WASHINGTON -- A Kurdish rebel leader announced in Baghdad yesterday that Kurds and Iraqi President Saddam Hussein had reached agreement in principle on greater autonomy for their region, offering the hope that some 2 million refugees might eventually be able to return to their homes in safety.
The announcement was greeted cautiously by the Bush administration, which was grappling with what President Bush called the "serious problem" of how to get Iraqi forces away from campsites in northern Iraq that are intended to lure hundreds of thousands of Kurds down from their mountain sanctuaries.
Jalal Talabani, head of the Patriotic Union of Kurdistan, said at a news conference, "As a principle I can say yes," when asked whether the two sides had reached agreement. "We need to have another round of negotiations for details to implement it." He said talks would resume after celebrations marking Mr. Hussein's 54th birthday Sunday.
Mr. Talabani, who returned to theKurdish area of northern Iraq late last month after years in exile, said the talks centered on implementation of a 1970 autonomy agreement.
"This meeting gave me confidence that there will be no main obstacles in the way of implementation of the declaration of March 11, 1970, which is the main point," he said, according to vTC Reuters. He said he expected no problems in working out details.
"I have never seen in all this time such a positive spirit, such a positive climate, such positive ground for negotiation on Iraqi Kurdistan."
Mr. Talabani also said, "As Iraqis, we are for the independence and sovereignty of the Iraqi government. Together with other Iraqis, we will try to ensure Iraqi sovereign independence and to take part in the rebuilding of our country."
In Washington, Bush administration officials greeted news accounts of the agreement with skepticism about Iraqi intentions.
"In the short term we hope it will enable Kurds to return to their homes," one official said. "But in the long term, we're not sure of its value because of Saddam Hussein's less than sterling track record in honoring agreements."
The 1970 accord, which allowed Kurds to govern their region and participate in the national government, fell apart within a few years in clashes between government troops and rebels opposed to the way Iraq was putting it into effect.
Iraqi moves to suppress the Kurds culminated in the deaths o 5,000 Kurds by poison gas in 1988.
A renewed uprising followed Iraq's defeat in the Persian Gul war, but it was crushed by troops using heavy weaponry and helicopters.
This set off a massive Kurdish exodus toward the Turkish and Iranian frontiers. Some Bush administration officials believe that Mr. Hussein deliberately pushed the Kurds out in an effort to destabilize neighboring countries.

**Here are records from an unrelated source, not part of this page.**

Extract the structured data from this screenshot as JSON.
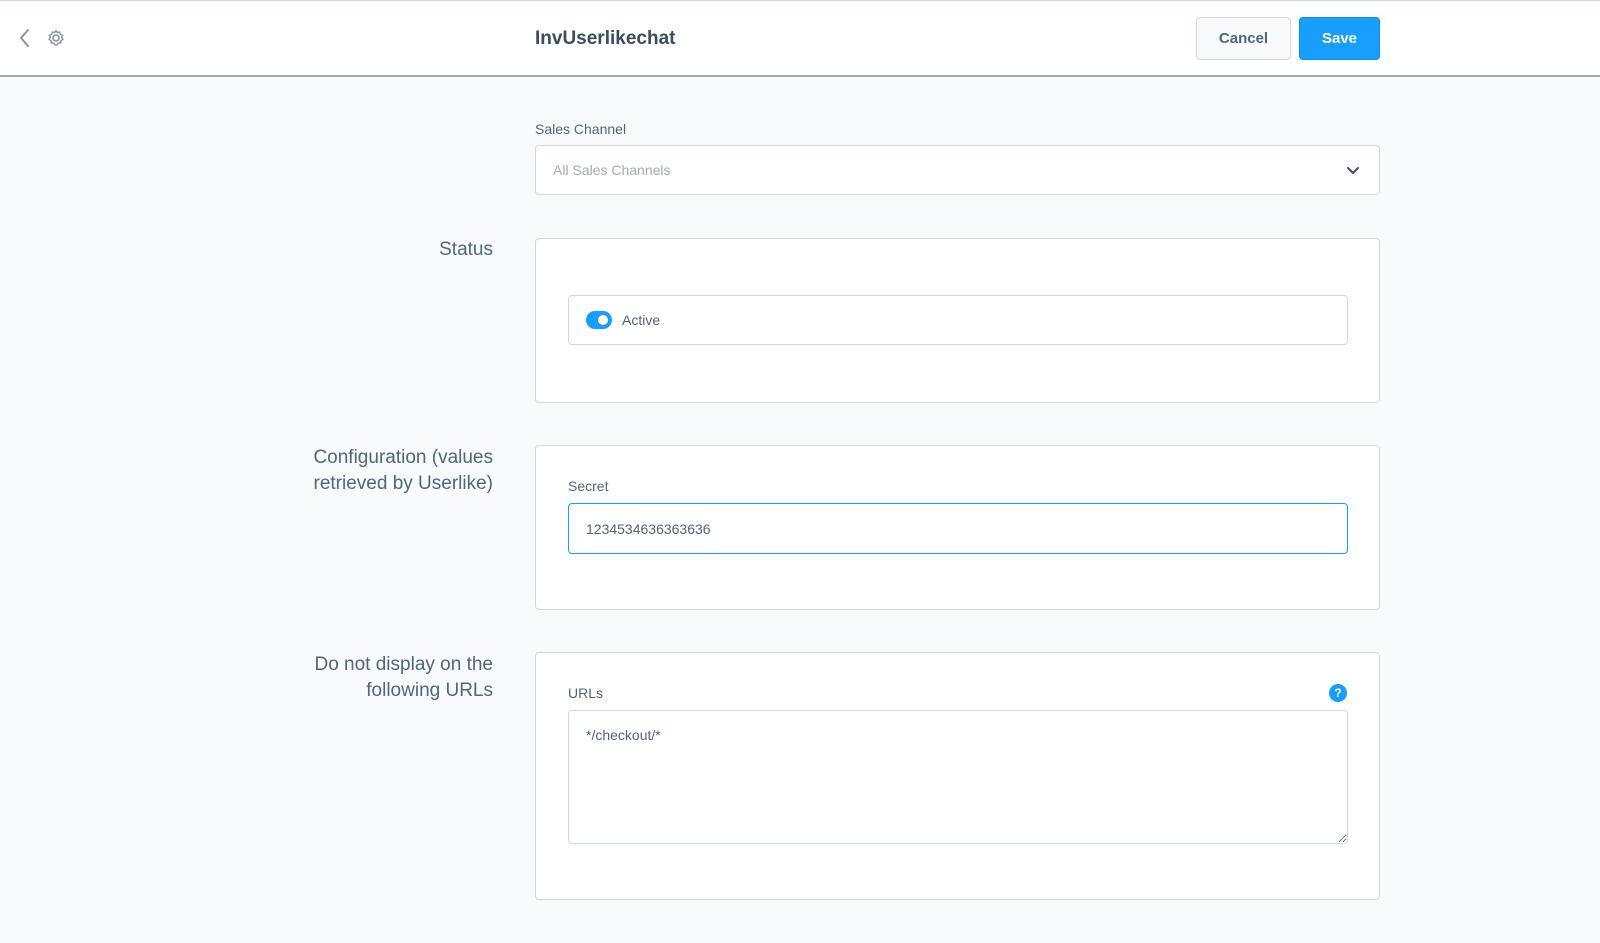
{
  "header": {
    "title": "InvUserlikechat",
    "cancel_label": "Cancel",
    "save_label": "Save",
    "back_icon": "chevron-left-icon",
    "settings_icon": "gear-icon"
  },
  "sales_channel": {
    "label": "Sales Channel",
    "selected": "All Sales Channels"
  },
  "status": {
    "section_label": "Status",
    "toggle_label": "Active",
    "active": true
  },
  "configuration": {
    "section_label_line1": "Configuration (values",
    "section_label_line2": "retrieved by Userlike)",
    "secret_label": "Secret",
    "secret_value": "1234534636363636"
  },
  "exclude_urls": {
    "section_label_line1": "Do not display on the",
    "section_label_line2": "following URLs",
    "urls_label": "URLs",
    "urls_value": "*/checkout/*",
    "help_glyph": "?"
  },
  "colors": {
    "accent": "#189eff",
    "text": "#52667a",
    "border": "#d1d9e0",
    "background": "#f9fafb"
  }
}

Senior administration officials were trying yesterday to reach a consensus with Britain and France on how to get Iraqi forces out of Zakho, a northern Iraqi town where allied forces are erecting camps to move the Kurds from inaccessible mountains along the Iraqi-Turkish border.
"We're working that problem and we'll have more to say about it later," President Bush told reporters.
"It's a serious problem but . . . I think we're getting it under control."
Another official said the intimidating presence of Iraqi forces in Zakho "has to be dealt with" since it would "probably mean that Kurds won't want to move to the camp."
Among actions that could be taken, he said, would be to deliver an ultimatum to the Iraqis to withdraw or simply to order them out. U.S. officials denied reports attributed to British forces that an ultimatum already had been given.
Meanwhile, the United States prepared to use international agencies to send the bulk of its planned relief aid to Kurdish refugees inside Iran. But "there's still a possibility that military flights may be used" for some of the aid, an administration official said.